Aquilo que eu Nunca Perdi | 2022

Aquilo que eu Nunca Perdi | 2022

“Viajo pro sul deixando oeste

Lá quando chegar deixo meu frete

Isso quer dizer que meu norte é este

Norte fica ai bem junto a ti

Aquilo que eu nunca perdi”

Norte – Alzira E/Itamar Assumpção

Mulher que trocou a voz suave de outrora para cantar porrada (nas palavras dela mesma). Mulher, preta, mãe de 05 filhos, que deixou a cidade de Campo Grande com 04 deles para tentar viver de música em São Paulo. Mulher cuja família prova que arte também é coisa genética: Alzira E é Alzira Espíndola, irmã de Tetê, Celito, Jerry, Humberto e Sérgio, todos músicos, e mãe de Iara Rennó e Luz Marina, artistas e compositoras da MPB.

A trajetória musical e pessoal de Alzira E é reverenciada pela diretora Marina Thomé no documentário “Aquilo que eu nunca perdi”, que estreia nos cinemas brasileiros em 08 de setembro. A diretora acompanha a carreira da artista de forma muito próxima já há 15 anos, quando começou a fotografar seus shows.  

Há uma fluidez bela na forma como a diretora opta por nos apresentar os caminhos da cantora e compositora, conectando sua evolução/mutação (constante) ao curso de um rio – Alzira E é mulher rio, sua música é rio, que vai pegando coisas em seu percurso. O rio é, ainda, símbolo da ancestralidade da cantora, e a poesia documental de Marina Thomé atrela esses elementos a tudo que tornou a mulher/artista o que ela representa nos dias de hoje: a influência de sua família, da cidade em que nasceu e cresceu, a busca de um pertencimento em São Paulo, e a forte conexão com a natureza (especificamente, com a força brutal do Pantanal), tão presente em sua música.

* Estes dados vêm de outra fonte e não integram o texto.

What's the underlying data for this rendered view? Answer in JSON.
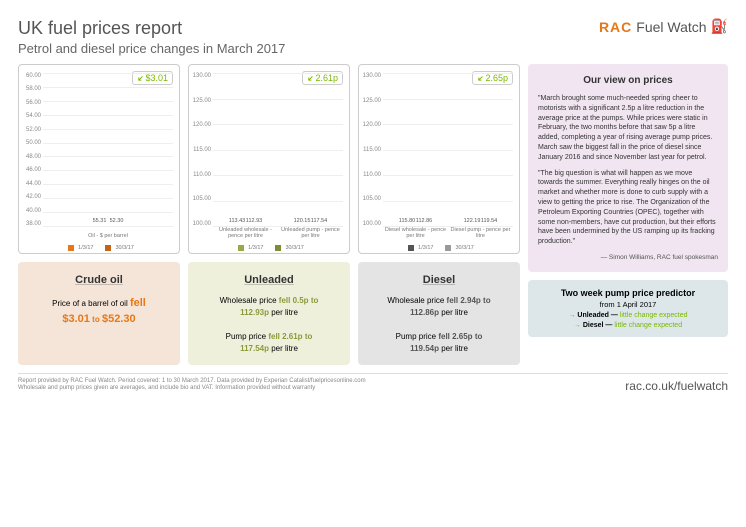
{
  "header": {
    "title": "UK fuel prices report",
    "subtitle": "Petrol and diesel price changes in March 2017",
    "logo_rac": "RAC",
    "logo_fw": "Fuel Watch"
  },
  "charts": {
    "oil": {
      "badge": "$3.01",
      "badge_color": "#7ab800",
      "ymin": 38,
      "ymax": 60,
      "yticks": [
        "60.00",
        "58.00",
        "56.00",
        "54.00",
        "52.00",
        "50.00",
        "48.00",
        "46.00",
        "44.00",
        "42.00",
        "40.00",
        "38.00"
      ],
      "groups": [
        {
          "label": "Oil - $ per barrel",
          "bars": [
            {
              "v": 55.31,
              "c": "#e67817",
              "label": "55.31"
            },
            {
              "v": 52.3,
              "c": "#c46414",
              "label": "52.30"
            }
          ]
        }
      ],
      "legend": [
        "1/3/17",
        "30/3/17"
      ],
      "legcolors": [
        "#e67817",
        "#c46414"
      ]
    },
    "unleaded": {
      "badge": "2.61p",
      "badge_color": "#7ab800",
      "ymin": 100,
      "ymax": 130,
      "yticks": [
        "130.00",
        "125.00",
        "120.00",
        "115.00",
        "110.00",
        "105.00",
        "100.00"
      ],
      "groups": [
        {
          "label": "Unleaded wholesale - pence per litre",
          "bars": [
            {
              "v": 113.43,
              "c": "#9aa84a",
              "label": "113.43"
            },
            {
              "v": 112.93,
              "c": "#7e8c3a",
              "label": "112.93"
            }
          ]
        },
        {
          "label": "Unleaded pump - pence per litre",
          "bars": [
            {
              "v": 120.15,
              "c": "#9aa84a",
              "label": "120.15"
            },
            {
              "v": 117.54,
              "c": "#7e8c3a",
              "label": "117.54"
            }
          ]
        }
      ],
      "legend": [
        "1/3/17",
        "30/3/17"
      ],
      "legcolors": [
        "#9aa84a",
        "#7e8c3a"
      ]
    },
    "diesel": {
      "badge": "2.65p",
      "badge_color": "#7ab800",
      "ymin": 100,
      "ymax": 130,
      "yticks": [
        "130.00",
        "125.00",
        "120.00",
        "115.00",
        "110.00",
        "105.00",
        "100.00"
      ],
      "groups": [
        {
          "label": "Diesel wholesale - pence per litre",
          "bars": [
            {
              "v": 115.8,
              "c": "#555",
              "label": "115.80"
            },
            {
              "v": 112.86,
              "c": "#999",
              "label": "112.86"
            }
          ]
        },
        {
          "label": "Diesel pump - pence per litre",
          "bars": [
            {
              "v": 122.19,
              "c": "#555",
              "label": "122.19"
            },
            {
              "v": 119.54,
              "c": "#999",
              "label": "119.54"
            }
          ]
        }
      ],
      "legend": [
        "1/3/17",
        "30/3/17"
      ],
      "legcolors": [
        "#555",
        "#999"
      ]
    }
  },
  "cards": {
    "oil": {
      "title": "Crude oil",
      "bg": "#f5e5d8",
      "color": "#e67817",
      "line1a": "Price of a barrel of oil",
      "line1b": "fell",
      "line2a": "$3.01",
      "line2b": "to",
      "line2c": "$52.30"
    },
    "unleaded": {
      "title": "Unleaded",
      "bg": "#eef0dc",
      "color": "#8a9a3a",
      "w1": "Wholesale price",
      "w2": "fell 0.5p",
      "w3": "to",
      "w4": "112.93p",
      "w5": "per litre",
      "p1": "Pump price",
      "p2": "fell 2.61p",
      "p3": "to",
      "p4": "117.54p",
      "p5": "per litre"
    },
    "diesel": {
      "title": "Diesel",
      "bg": "#e4e4e4",
      "color": "#555",
      "w1": "Wholesale price",
      "w2": "fell 2.94p",
      "w3": "to",
      "w4": "112.86p",
      "w5": "per litre",
      "p1": "Pump price",
      "p2": "fell 2.65p",
      "p3": "to",
      "p4": "119.54p",
      "p5": "per litre"
    }
  },
  "view": {
    "title": "Our view on prices",
    "p1": "\"March brought some much-needed spring cheer to motorists with a significant 2.5p a litre reduction in the average price at the pumps. While prices were static in February, the two months before that saw 5p a litre added, completing a year of rising average pump prices. March saw the biggest fall in the price of diesel since January 2016 and since November last year for petrol.",
    "p2": "\"The big question is what will happen as we move towards the summer. Everything really hinges on the oil market and whether more is done to curb supply with a view to getting the price to rise. The Organization of the Petroleum Exporting Countries (OPEC), together with some non-members, have cut production, but their efforts have been undermined by the US ramping up its fracking production.\"",
    "attrib": "— Simon Williams, RAC fuel spokesman"
  },
  "predictor": {
    "title": "Two week pump price predictor",
    "sub": "from 1 April 2017",
    "r1a": "Unleaded —",
    "r1b": "little change expected",
    "r2a": "Diesel —",
    "r2b": "little change expected"
  },
  "footer": {
    "l1": "Report provided by RAC Fuel Watch. Period covered: 1 to 30 March 2017. Data provided by Experian Catalist/fuelpricesonline.com",
    "l2": "Wholesale and pump prices given are averages, and include bio and VAT. Information provided without warranty",
    "url": "rac.co.uk/fuelwatch"
  }
}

Intercalando gravações do passado com o presente da cantora em estúdios e seu refúgio em São Paulo (uma espécie de sítio em meio ao concreto da cidade), a diretora parece tornar o ambiente bastante à vontade para que fluam conversas entre sua homenageada e as pessoas que circundam sua vida (irmãos, filhos, músicos e artistas que ela não faz questão de identificar com letreiros, o que pode prejudicar levemente a experiência). Seu êxito reside em mostrar Alzira E não só como uma artista em evolução, mas como uma mulher em constante descoberta, que luta contra o patriarcado e reconhece ter sido vítima de abusos durante sua vida, falando sobre as dores do passado de forma muito bem resolvida.

O tom psicodélico de seus shows é aproveitado pela diretora e atribui um caráter ainda mais revolucionário e subversivo à cantora. Se a sociedade espera que uma mulher de 64 anos perca sua força de forma gradativa, Alzira E faz o contrário. Se quando jovem ela não se maquiava, hoje, com seus belíssimos cabelos crespos trançados e grisalhos, faz questão de pintar somente um olho. Numa conversa deliciosa de se ouvir, debate com sua irmã Tetê as falácias contadas a respeito da menopausa: o tesão não se perde, mas aumenta porque é mais rico e se mistura com o tesão pela vida. Se há a expectativa de que ela traga suavidade às suas músicas, ela se opõe, trazendo aos palcos toda força do blues psicodélico, no qual ela imerge de corpo e alma. E essa força é dela. Não há esforço para captá-la, apenas naturalidade.

Se perdendo um pouco em algumas exposições que parecem forçar conexões e referências, o longa de Marina Thomé é uma obra bela, forte e necessária, não somente para relembrar a potência de Alzira E como artista, mas para também mostrar como o amadurecimento é uma dádiva, dádiva essa que a cantora e poetisa, tão matematicamente exata e precisa, sabe muito bem aproveitar.

“Aquilo que eu nunca perdi”, vencedor do Festival IN-EDIT Brasil de 2021, estreia nos cinemas em 08 de setembro, e é produzido pelo Estúdio CRUA e distribuído pela Descoloniza Filmes.